Le tensioni tra Usa e Iran scuotono il mercato del petrolio: Brent in risalita
Le tensioni geopolitiche tra Stati Uniti e Iran continuano a influenzare pesantemente il mercato del petrolio. La nuova ondata di attacchi militari americani contro obiettivi iraniani ha scosso le aspettative di un rapido accordo di pace. Durante le contrattazioni in Europa, i futures sul Brent hanno mostrato un recupero del 2,5%, raggiungendo i 95,74 dollari al barile, dopo una significativa discesa del 6,78% registrata lunedì.
Nel frattempo, il West Texas Intermediate (WTI) ha visto un calo del 4,41%, posizionandosi a 92,28 dollari. Gli attacchi, definiti ‘difensivi’ dagli Stati Uniti, hanno preso di mira imbarcazioni iraniane nel tentativo di impedire la posa di mine nello Stretto di Hormuz, un passaggio cruciale per il trasporto di petrolio.

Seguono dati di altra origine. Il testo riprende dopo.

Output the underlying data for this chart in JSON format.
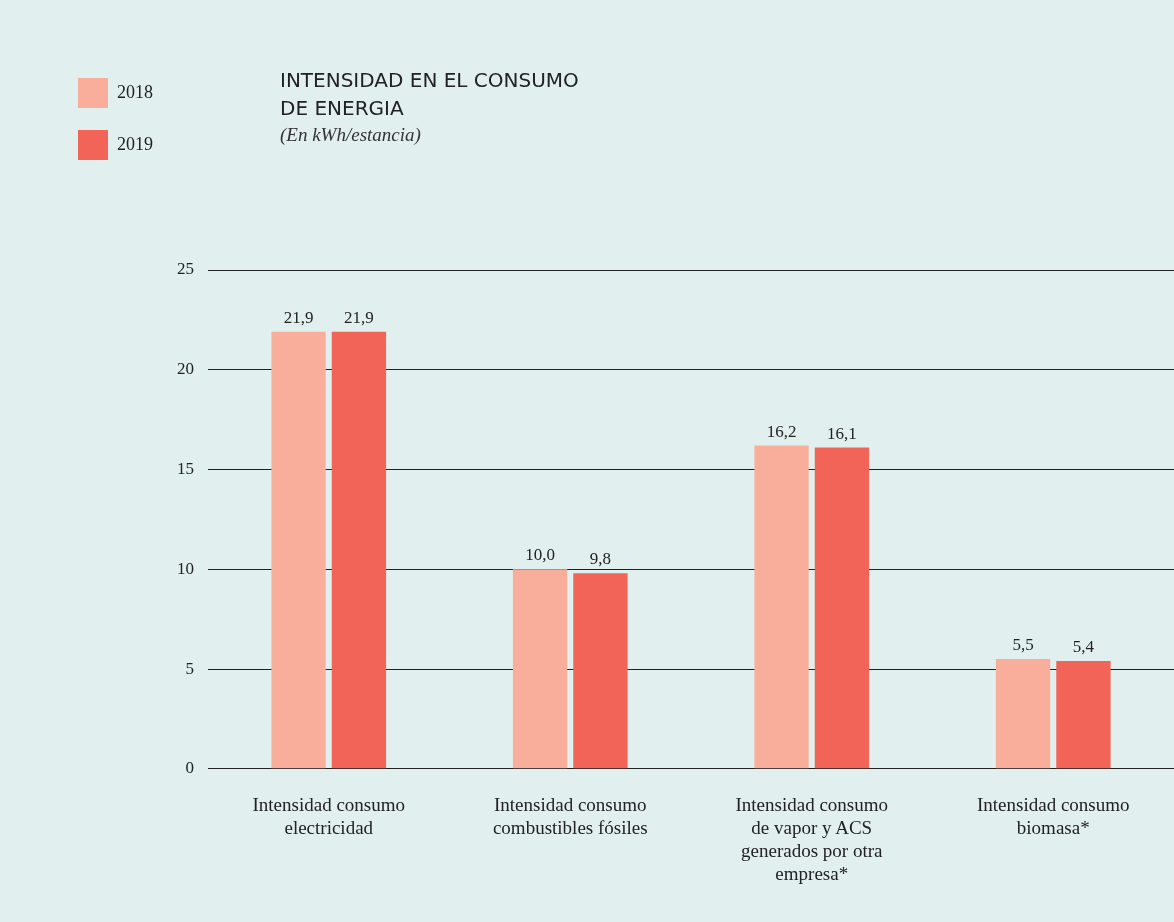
{
  "chart_data": {
    "type": "bar",
    "title": "INTENSIDAD EN EL CONSUMO DE ENERGIA",
    "subtitle": "(En kWh/estancia)",
    "categories": [
      "Intensidad consumo electricidad",
      "Intensidad consumo combustibles fósiles",
      "Intensidad consumo de vapor y ACS generados por otra empresa*",
      "Intensidad consumo biomasa*"
    ],
    "series": [
      {
        "name": "2018",
        "color": "#f9ae9b",
        "values": [
          21.9,
          10.0,
          16.2,
          5.5
        ],
        "value_labels": [
          "21,9",
          "10,0",
          "16,2",
          "5,5"
        ]
      },
      {
        "name": "2019",
        "color": "#f26457",
        "values": [
          21.9,
          9.8,
          16.1,
          5.4
        ],
        "value_labels": [
          "21,9",
          "9,8",
          "16,1",
          "5,4"
        ]
      }
    ],
    "ylim": [
      0,
      25
    ],
    "yticks": [
      0,
      5,
      10,
      15,
      20,
      25
    ],
    "grid": "y",
    "legend": "top left"
  }
}
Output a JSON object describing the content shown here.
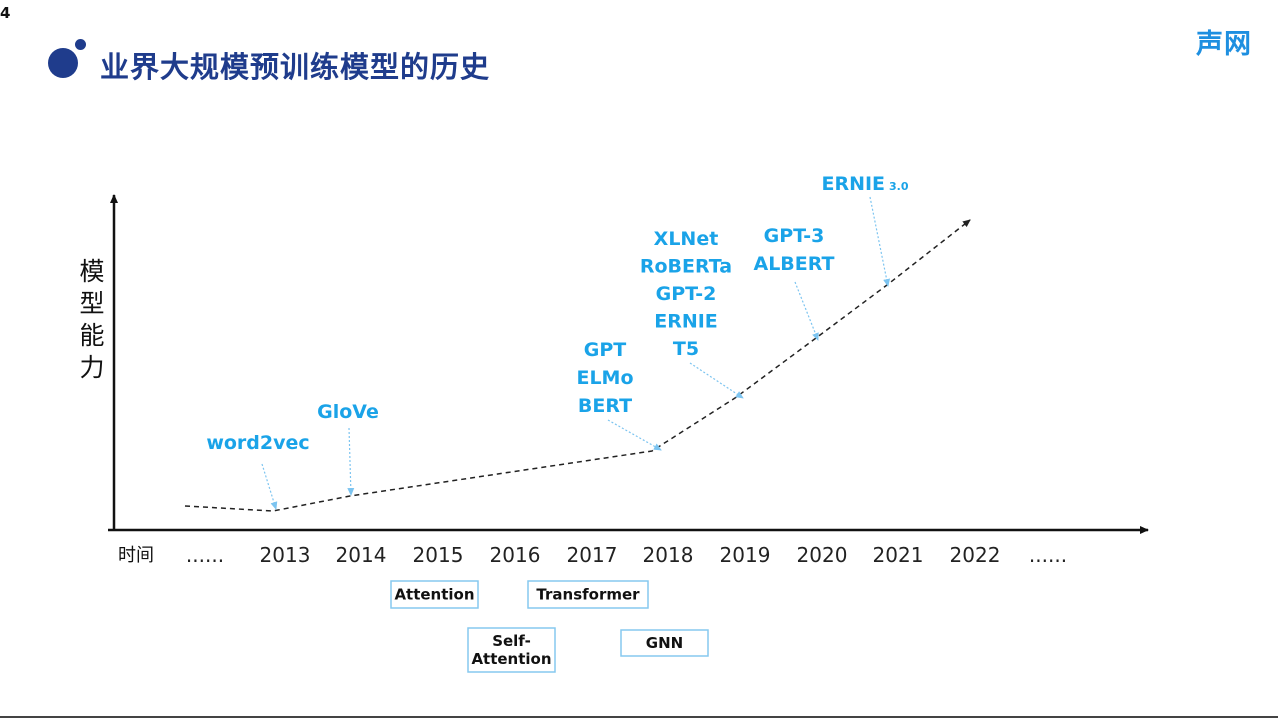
{
  "slide_number": "4",
  "title": "业界大规模预训练模型的历史",
  "brand": "声网",
  "axes": {
    "y_label": "模型能力",
    "x_label": "时间",
    "ticks": [
      "......",
      "2013",
      "2014",
      "2015",
      "2016",
      "2017",
      "2018",
      "2019",
      "2020",
      "2021",
      "2022",
      "......"
    ]
  },
  "model_groups": [
    {
      "year": "2013",
      "lines": [
        "word2vec"
      ]
    },
    {
      "year": "2014",
      "lines": [
        "GloVe"
      ]
    },
    {
      "year": "2018",
      "lines": [
        "GPT",
        "ELMo",
        "BERT"
      ]
    },
    {
      "year": "2019",
      "lines": [
        "XLNet",
        "RoBERTa",
        "GPT-2",
        "ERNIE",
        "T5"
      ]
    },
    {
      "year": "2020",
      "lines": [
        "GPT-3",
        "ALBERT"
      ]
    },
    {
      "year": "2021",
      "lines": [
        "ERNIE"
      ],
      "suffix": "3.0"
    }
  ],
  "techniques": [
    {
      "lines": [
        "Attention"
      ]
    },
    {
      "lines": [
        "Transformer"
      ]
    },
    {
      "lines": [
        "Self-",
        "Attention"
      ]
    },
    {
      "lines": [
        "GNN"
      ]
    }
  ],
  "colors": {
    "title": "#1f3c8c",
    "brand": "#1e8fe0",
    "model_text": "#1aa3e8",
    "pointer": "#7cc4f0",
    "box_border": "#86c9ef"
  }
}
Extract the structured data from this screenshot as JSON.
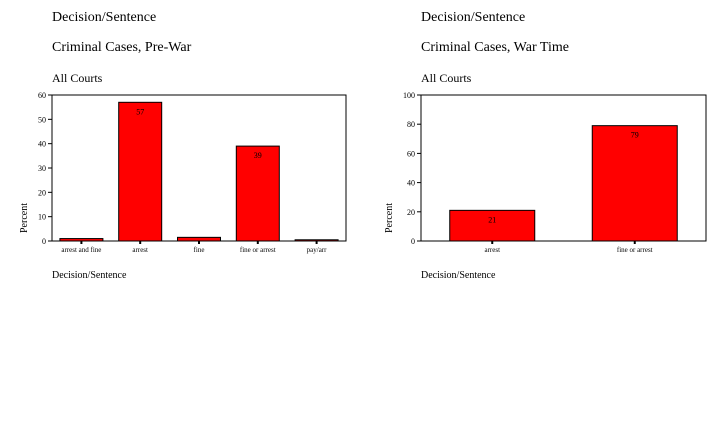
{
  "colors": {
    "bar_fill": "#ff0000",
    "bar_stroke": "#000000",
    "axis": "#000000"
  },
  "chart_data": [
    {
      "type": "bar",
      "title": "Decision/Sentence",
      "subtitle": "Criminal Cases, Pre-War",
      "note": "All Courts",
      "xlabel": "Decision/Sentence",
      "ylabel": "Percent",
      "categories": [
        "arrest and fine",
        "arrest",
        "fine",
        "fine or arrest",
        "pay/arr"
      ],
      "values": [
        1,
        57,
        1.5,
        39,
        0.5
      ],
      "data_labels": [
        "",
        "57",
        "",
        "39",
        ""
      ],
      "ylim": [
        0,
        60
      ],
      "yticks": [
        0,
        10,
        20,
        30,
        40,
        50,
        60
      ],
      "grid": false
    },
    {
      "type": "bar",
      "title": "Decision/Sentence",
      "subtitle": "Criminal Cases, War Time",
      "note": "All Courts",
      "xlabel": "Decision/Sentence",
      "ylabel": "Percent",
      "categories": [
        "arrest",
        "fine or arrest"
      ],
      "values": [
        21,
        79
      ],
      "data_labels": [
        "21",
        "79"
      ],
      "ylim": [
        0,
        100
      ],
      "yticks": [
        0,
        20,
        40,
        60,
        80,
        100
      ],
      "grid": false
    }
  ]
}
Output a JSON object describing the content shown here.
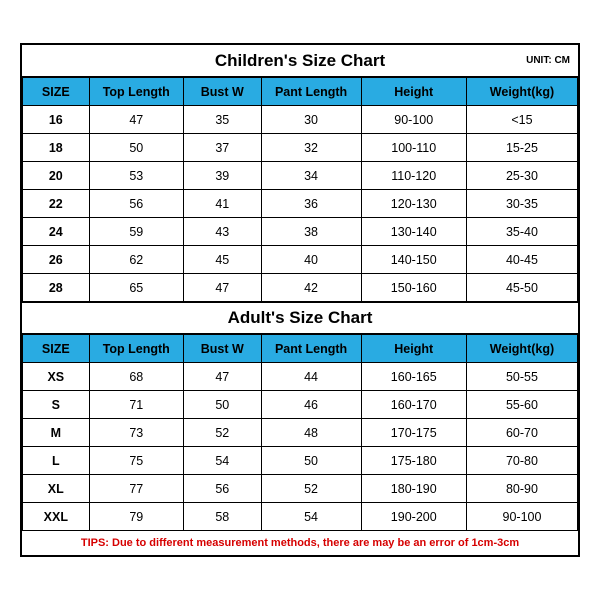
{
  "unit_label": "UNIT: CM",
  "colors": {
    "header_bg": "#29abe2",
    "border": "#000000",
    "background": "#ffffff",
    "tips_text": "#d60000"
  },
  "typography": {
    "title_fontsize_pt": 13,
    "header_fontsize_pt": 9.5,
    "cell_fontsize_pt": 9.5,
    "tips_fontsize_pt": 8.5,
    "font_family": "Arial"
  },
  "columns": [
    "SIZE",
    "Top Length",
    "Bust W",
    "Pant Length",
    "Height",
    "Weight(kg)"
  ],
  "column_widths_pct": [
    12,
    17,
    14,
    18,
    19,
    20
  ],
  "children": {
    "title": "Children's Size Chart",
    "rows": [
      [
        "16",
        "47",
        "35",
        "30",
        "90-100",
        "<15"
      ],
      [
        "18",
        "50",
        "37",
        "32",
        "100-110",
        "15-25"
      ],
      [
        "20",
        "53",
        "39",
        "34",
        "110-120",
        "25-30"
      ],
      [
        "22",
        "56",
        "41",
        "36",
        "120-130",
        "30-35"
      ],
      [
        "24",
        "59",
        "43",
        "38",
        "130-140",
        "35-40"
      ],
      [
        "26",
        "62",
        "45",
        "40",
        "140-150",
        "40-45"
      ],
      [
        "28",
        "65",
        "47",
        "42",
        "150-160",
        "45-50"
      ]
    ]
  },
  "adult": {
    "title": "Adult's Size Chart",
    "rows": [
      [
        "XS",
        "68",
        "47",
        "44",
        "160-165",
        "50-55"
      ],
      [
        "S",
        "71",
        "50",
        "46",
        "160-170",
        "55-60"
      ],
      [
        "M",
        "73",
        "52",
        "48",
        "170-175",
        "60-70"
      ],
      [
        "L",
        "75",
        "54",
        "50",
        "175-180",
        "70-80"
      ],
      [
        "XL",
        "77",
        "56",
        "52",
        "180-190",
        "80-90"
      ],
      [
        "XXL",
        "79",
        "58",
        "54",
        "190-200",
        "90-100"
      ]
    ]
  },
  "tips": "TIPS: Due to different measurement methods, there are may be an error of 1cm-3cm"
}
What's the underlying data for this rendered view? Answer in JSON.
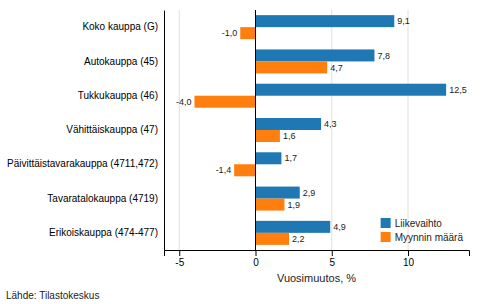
{
  "chart_data": {
    "type": "bar",
    "orientation": "horizontal",
    "categories": [
      "Erikoiskauppa (474-477)",
      "Tavaratalokauppa (4719)",
      "Päivittäistavarakauppa (4711,472)",
      "Vähittäiskauppa (47)",
      "Tukkukauppa (46)",
      "Autokauppa (45)",
      "Koko kauppa (G)"
    ],
    "series": [
      {
        "name": "Liikevaihto",
        "color": "#1f77b4",
        "values": [
          4.9,
          2.9,
          1.7,
          4.3,
          12.5,
          7.8,
          9.1
        ],
        "value_labels": [
          "4,9",
          "2,9",
          "1,7",
          "4,3",
          "12,5",
          "7,8",
          "9,1"
        ]
      },
      {
        "name": "Myynnin määrä",
        "color": "#ff7f0e",
        "values": [
          2.2,
          1.9,
          -1.4,
          1.6,
          -4.0,
          4.7,
          -1.0
        ],
        "value_labels": [
          "2,2",
          "1,9",
          "-1,4",
          "1,6",
          "-4,0",
          "4,7",
          "-1,0"
        ]
      }
    ],
    "xlabel": "Vuosimuutos, %",
    "annotations": [
      "Lähde: Tilastokeskus"
    ],
    "xlim": [
      -6,
      14
    ],
    "xticks": [
      -5,
      0,
      5,
      10
    ],
    "grid": true,
    "legend": "lower right",
    "data_labels": true
  }
}
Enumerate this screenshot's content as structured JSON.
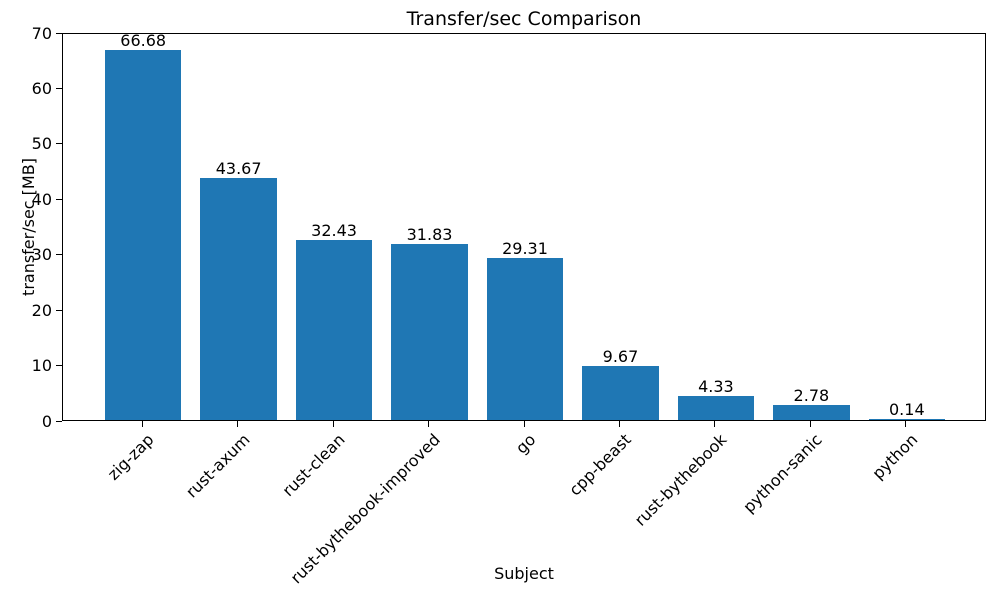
{
  "chart_data": {
    "type": "bar",
    "title": "Transfer/sec Comparison",
    "xlabel": "Subject",
    "ylabel": "transfer/sec [MB]",
    "categories": [
      "zig-zap",
      "rust-axum",
      "rust-clean",
      "rust-bythebook-improved",
      "go",
      "cpp-beast",
      "rust-bythebook",
      "python-sanic",
      "python"
    ],
    "values": [
      66.68,
      43.67,
      32.43,
      31.83,
      29.31,
      9.67,
      4.33,
      2.78,
      0.14
    ],
    "value_labels": [
      "66.68",
      "43.67",
      "32.43",
      "31.83",
      "29.31",
      "9.67",
      "4.33",
      "2.78",
      "0.14"
    ],
    "ylim": [
      0,
      70
    ],
    "yticks": [
      0,
      10,
      20,
      30,
      40,
      50,
      60,
      70
    ],
    "ytick_labels": [
      "0",
      "10",
      "20",
      "30",
      "40",
      "50",
      "60",
      "70"
    ],
    "bar_color": "#1f77b4",
    "grid": false,
    "legend": "none",
    "x_tick_rotation_deg": 45
  }
}
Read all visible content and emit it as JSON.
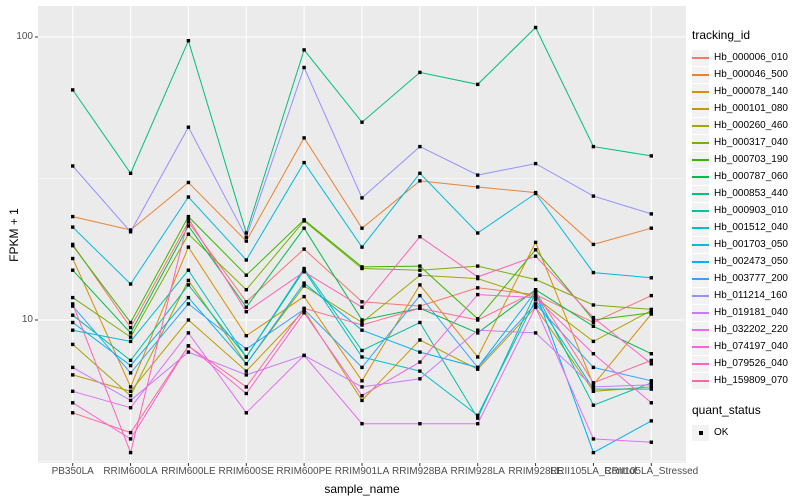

In risposta, l’Iran ha lanciato missili contro asset americani, provocando ulteriori azioni militari da parte degli Stati Uniti, che hanno colpito lanciamissili vicino a Bandar Abbas. Il Segretario di Stato americano, Marco Rubio, ha dichiarato che le trattative per una soluzione diplomatica potrebbero richiedere diversi giorni, ma ha assicurato che lo Stretto di Hormuz verrà riaperto completamente.